The US stays irresistible, pushed by relentless innovation, wholesome earnings and a resilient financial system. But investing is cyclical, and now I believe occasions may swing in favour of the FTSE 100.
The FTSE 100’s enchantment
The FTSE 100 is an actual underdog, held again by its publicity to old-world industries like vitality, mining and financials. However its underperformance has been overdone. Its trailing yield of three.5% smashes the S&P 500’s 1%. With dividends reinvested, that closes the hole over time.
Final 12 months, my portfolio holding Glencore (LSE: GLEN) was an enormous flop. The mining big’s share value dropped 23% as Chinese language demand for commodities slumped. But commodities are significantly cyclical, and when the Glencore share value flies, it actually flies. Regardless of final 12 months’s disappointment, it’s nonetheless up 50% over 5 years.

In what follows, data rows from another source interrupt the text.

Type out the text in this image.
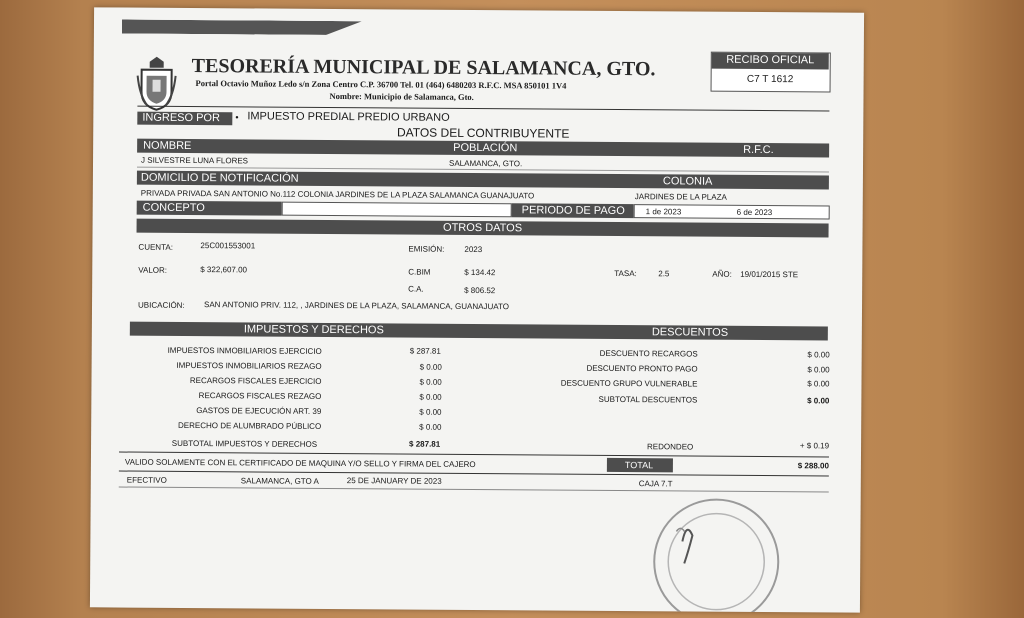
TESORERÍA MUNICIPAL DE SALAMANCA, GTO.
Portal Octavio Muñoz Ledo s/n Zona Centro C.P. 36700 Tel. 01 (464) 6480203 R.F.C. MSA 850101 1V4
Nombre: Municipio de Salamanca, Gto.
RECIBO OFICIAL
C7 T 1612
INGRESO POR • IMPUESTO PREDIAL PREDIO URBANO
DATOS DEL CONTRIBUYENTE
NOMBRE	POBLACIÓN	R.F.C.
J SILVESTRE LUNA FLORES	SALAMANCA, GTO.
DOMICILIO DE NOTIFICACIÓN	COLONIA
PRIVADA PRIVADA SAN ANTONIO No.112 COLONIA JARDINES DE LA PLAZA SALAMANCA GUANAJUATO	JARDINES DE LA PLAZA
CONCEPTO	PERIODO DE PAGO	1 de 2023	6 de 2023
OTROS DATOS
CUENTA:	25C001553001	EMISIÓN: 2023
VALOR:	$ 322,607.00	C.BIM	$ 134.42	TASA:	2.5	AÑO: 19/01/2015 STE
C.A.	$ 806.52
UBICACIÓN: SAN ANTONIO PRIV. 112, , JARDINES DE LA PLAZA, SALAMANCA, GUANAJUATO
IMPUESTOS Y DERECHOS	DESCUENTOS
IMPUESTOS INMOBILIARIOS EJERCICIO	$ 287.81
IMPUESTOS INMOBILIARIOS REZAGO	$ 0.00
RECARGOS FISCALES EJERCICIO	$ 0.00
RECARGOS FISCALES REZAGO	$ 0.00
GASTOS DE EJECUCIÓN ART. 39	$ 0.00
DERECHO DE ALUMBRADO PÚBLICO	$ 0.00
SUBTOTAL IMPUESTOS Y DERECHOS	$ 287.81
DESCUENTO RECARGOS	$ 0.00
DESCUENTO PRONTO PAGO	$ 0.00
DESCUENTO GRUPO VULNERABLE	$ 0.00
SUBTOTAL DESCUENTOS	$ 0.00
REDONDEO	+ $ 0.19
VALIDO SOLAMENTE CON EL CERTIFICADO DE MAQUINA Y/O SELLO Y FIRMA DEL CAJERO	TOTAL	$ 288.00
EFECTIVO	SALAMANCA, GTO A	25 DE JANUARY DE 2023	CAJA 7.T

Glencore shares look grime low cost proper now, with a trailing P/E of 10.2 occasions. The trailing yield could also be a modest 2.82%, however the board has hinted at paying “top-up shareholder returns” in February. I’m crossing my fingers.
Within the longer run, Glencore ought to profit from the shift to electrical automobiles and renewable vitality, driving demand for copper, nickel, and cobalt. Its reliance on coal poses long-term ESG dangers although.
Regardless of being listed in London, Glencore has comparatively low publicity to the UK’s fortunes. Given in the present day’s home troubles, that could be a plus.
No matter occurs this 12 months, I wouldn’t be with out my S&P 500 tracker. However I’m additionally excited by the FTSE 100. Glencore is only one good alternative for me. There are a lot extra bargains on the market.